Si l’on ne peut que se réjouir que le principe d’une représentation à l’Assemblée nationale soit désormais acquis, il reste un certain nombre de points pratiques à régler. L’immensité de certaines circonscriptions et la faible densité des bureaux de vote contraignent à quelques adaptations pratiques et innovations institutionnelles. À cet égard, je tiens à remercier tout particulièrement M. le président de la commission des lois et M. le rapporteur de leur écoute et leur intérêt.
J’appuierai totalement les amendements qui ont été évoqués tout à l'heure par notre collègue Robert del Picchia et je soutiendrai particulièrement ceux qui ont été déposés par notre excellent collègue Christian Cointat au sujet des comptes de campagne, qui sont essentiels pour permettre aux candidats résidant hors de France d’organiser leur campagne.
J’en profite pour rappeler que l’ouverture d’un compte bancaire, qui est un droit pour les Français résidant en France, ne l’est pas pour ceux qui vivent à l’étranger. Cela pourrait pénaliser certains candidats aux législatives, comme cela pose problème pour les plus modestes de nos compatriotes expatriés. Je compte donc sur vous, mes chers collègues, pour permettre, lorsque la proposition de loi pour la simplification du droit reviendra au Sénat, le rétablissement de mon amendement supprimé en deuxième lecture à l’Assemblée nationale.

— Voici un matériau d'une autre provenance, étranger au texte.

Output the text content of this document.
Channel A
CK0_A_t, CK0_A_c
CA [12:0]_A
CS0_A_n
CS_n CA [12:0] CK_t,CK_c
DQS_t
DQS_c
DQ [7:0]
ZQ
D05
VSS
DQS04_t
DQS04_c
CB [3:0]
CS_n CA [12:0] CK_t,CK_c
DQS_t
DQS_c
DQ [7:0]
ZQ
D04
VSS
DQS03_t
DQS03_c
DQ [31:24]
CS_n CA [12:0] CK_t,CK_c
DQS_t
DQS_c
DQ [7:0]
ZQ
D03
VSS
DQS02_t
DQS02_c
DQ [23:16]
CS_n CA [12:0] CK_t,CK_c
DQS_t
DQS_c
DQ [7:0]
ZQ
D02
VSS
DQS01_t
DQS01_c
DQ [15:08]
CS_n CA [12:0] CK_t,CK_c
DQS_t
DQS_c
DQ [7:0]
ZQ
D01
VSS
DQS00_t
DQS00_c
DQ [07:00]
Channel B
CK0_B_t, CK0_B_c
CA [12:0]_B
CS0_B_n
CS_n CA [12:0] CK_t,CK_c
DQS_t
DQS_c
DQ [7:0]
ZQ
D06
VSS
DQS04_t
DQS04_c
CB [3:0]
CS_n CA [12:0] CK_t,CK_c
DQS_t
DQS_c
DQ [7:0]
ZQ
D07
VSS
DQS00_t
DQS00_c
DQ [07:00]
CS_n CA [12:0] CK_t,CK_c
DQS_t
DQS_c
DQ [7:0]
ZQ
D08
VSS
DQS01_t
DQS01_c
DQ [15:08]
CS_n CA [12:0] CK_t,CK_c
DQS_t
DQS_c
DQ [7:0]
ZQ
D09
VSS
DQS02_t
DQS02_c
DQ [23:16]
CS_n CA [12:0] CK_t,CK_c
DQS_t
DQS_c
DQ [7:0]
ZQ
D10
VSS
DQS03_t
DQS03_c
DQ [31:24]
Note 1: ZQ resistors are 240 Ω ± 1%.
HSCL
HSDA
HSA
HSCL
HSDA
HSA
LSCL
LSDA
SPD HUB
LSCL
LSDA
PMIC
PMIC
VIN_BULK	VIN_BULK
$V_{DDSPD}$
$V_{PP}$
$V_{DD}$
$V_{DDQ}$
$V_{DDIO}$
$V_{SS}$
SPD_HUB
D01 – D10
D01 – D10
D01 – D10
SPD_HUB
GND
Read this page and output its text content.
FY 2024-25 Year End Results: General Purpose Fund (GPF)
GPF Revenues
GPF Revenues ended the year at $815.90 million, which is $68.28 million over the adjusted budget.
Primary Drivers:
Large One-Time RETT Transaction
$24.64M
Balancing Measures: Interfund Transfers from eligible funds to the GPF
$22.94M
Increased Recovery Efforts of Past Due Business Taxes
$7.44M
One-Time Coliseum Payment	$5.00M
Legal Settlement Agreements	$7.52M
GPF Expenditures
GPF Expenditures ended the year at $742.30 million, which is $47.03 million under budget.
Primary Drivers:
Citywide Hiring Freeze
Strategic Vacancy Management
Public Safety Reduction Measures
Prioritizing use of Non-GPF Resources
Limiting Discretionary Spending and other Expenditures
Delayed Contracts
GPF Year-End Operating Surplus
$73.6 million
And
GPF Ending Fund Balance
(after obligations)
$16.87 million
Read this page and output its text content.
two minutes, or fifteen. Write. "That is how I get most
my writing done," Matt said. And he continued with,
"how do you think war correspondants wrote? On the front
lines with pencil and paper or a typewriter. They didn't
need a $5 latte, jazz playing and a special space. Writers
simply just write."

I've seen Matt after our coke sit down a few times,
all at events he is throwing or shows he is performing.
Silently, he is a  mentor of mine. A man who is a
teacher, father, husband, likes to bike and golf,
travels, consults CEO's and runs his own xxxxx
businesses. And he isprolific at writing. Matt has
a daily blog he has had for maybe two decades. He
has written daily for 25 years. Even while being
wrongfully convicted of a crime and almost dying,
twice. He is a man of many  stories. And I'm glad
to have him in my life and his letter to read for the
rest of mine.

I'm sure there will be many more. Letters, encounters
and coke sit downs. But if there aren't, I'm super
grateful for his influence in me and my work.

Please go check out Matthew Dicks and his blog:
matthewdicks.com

Au-delà des problèmes matériels et organisationnels, je voudrais rappeler solennellement que la création des députés des Français de l’étranger ne constitue pas une « faveur » octroyée à nos expatriés, qui devrait éteindre toute autre velléité de représentation institutionnelle. « Vous avez des députés, cela devrait vous suffire ! » nous a-t-on dit.
C’est l’argument que l’on nous avait opposé lorsque j’avais proposé la désignation par les Français de l’étranger des deux eurodéputés supplémentaires attribués à la suite du traité de Lisbonne, une mesure qui aurait pourtant permis une représentation à la fois légitime et très opportune des Français de l’étranger au Parlement européen. C’est aussi l’argument qui a prévalu, semble-t-il, pour écarter les représentants des Français de l’étranger du Conseil économique, social et environnemental ou du comité de pilotage des retraites, malgré nos amendements adoptés par le Sénat.
Les Français de l’étranger devraient se satisfaire de leur nouvelle représentation au Parlement et se borner à agir pour la France dans leur seul pays de résidence ! Or une telle vision de notre diaspora est anachronique. Aujourd’hui, plus que jamais, le débat politique national a besoin d’être nourri par le point de vue de nos expatriés. Les récents événements en Afrique du Nord et au Moyen-Orient l’ont encore montré.
Autre dommage collatéral de la création des députés des Français de l’étranger : la proposition de taxer les expatriés – cela vient d’être rappelé. Cette idée absurde a bien sûr été écartée, mais il me semble utile de rappeler que le suffrage n’est plus censitaire. Le droit de vote et son exercice ne sont pas des faveurs qu’il conviendrait d’acheter ! Au contraire, notre nation a tout intérêt à encourager ses membres expatriés à prendre une part active aux débats nationaux et aux élections, eux qui représentent, d’un point de vue électoral, l’équivalent du huitième département français.
À ce sujet, il me semble essentiel que ce nouveau rendez-vous démocratique, si important aux yeux de nos expatriés, ne soit pas affaibli par des parachutages qui mineraient la légitimité des candidats et finiraient par détourner les électeurs des urnes.